Prickett’s report on the health implications of nitrate contamination in drinking water, recently published in the Australian Journal of Water Resources, focused on 2022 Waimate District Council nitrate issues that saw the town’s water supply shut down. Environment Canterbury blamed the spike in nitrate levels on persistently high rainfall, but Prickett found the exceeding of safe nitrate levels had been predicted seven years earlier, before the Hawke’s Bay contamination. 

The inquiry into the Havelock North incident found drinking water standards had been inconsistently applied and there had been little responsibility clearly nailed to regional councils.

“As a document, the Hawke’s Bay inquiry is incredibly valuable, with a lot of lessons that its authors acknowledge need to be locked in place sooner than later, otherwise people forget, move on and things will not change for the better,” says Prickett.

Estimates are 800,000 people, predominately living in rural and provincial NZ, are served by potentially hazardous water supplies.
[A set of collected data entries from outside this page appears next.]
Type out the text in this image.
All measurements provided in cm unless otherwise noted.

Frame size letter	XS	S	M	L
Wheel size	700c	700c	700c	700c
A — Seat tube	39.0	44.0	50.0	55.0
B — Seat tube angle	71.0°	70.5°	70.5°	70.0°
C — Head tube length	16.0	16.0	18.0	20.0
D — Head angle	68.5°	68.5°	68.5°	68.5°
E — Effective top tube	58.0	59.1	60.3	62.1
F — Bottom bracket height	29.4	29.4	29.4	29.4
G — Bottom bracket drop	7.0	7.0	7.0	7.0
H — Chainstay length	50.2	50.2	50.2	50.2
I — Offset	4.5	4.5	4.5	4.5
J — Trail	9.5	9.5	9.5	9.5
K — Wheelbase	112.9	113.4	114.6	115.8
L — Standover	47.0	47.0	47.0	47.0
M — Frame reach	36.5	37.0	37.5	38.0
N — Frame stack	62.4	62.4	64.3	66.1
There are plenty of other, less publicised, examples around the country where drinking water is not fit for purpose.

In the tiny South Island town of Waihola, about 40km south of Dunedin, a boil-water notice has been in place since April last year, and the local Clutha District Council has conceded it is unlikely to be lifted anytime soon. There has been plenty of residential development in the area in recent years, putting pressure on water supplies. A new pipeline is due to be installed later this year and should improve the situation, but until then residents are on their own.

The former Labour Government trumpeted Three Waters as the answer to the country’s water woes. It planned to create separate entities that would oversee all water services in various regions. This prompted anger from some quarters and claims of asset grabbing by the government.

The new government announced in December it would repeal the Three Waters legislation early this year and create a new system it says will recognise “the importance of local decision-making and flexibility for communities and councils to determine how their water services will be delivered in future”.

Whatever the answer, many New Zealanders will simply be hoping decisions are finally made so it is once again safe to drink from the tap.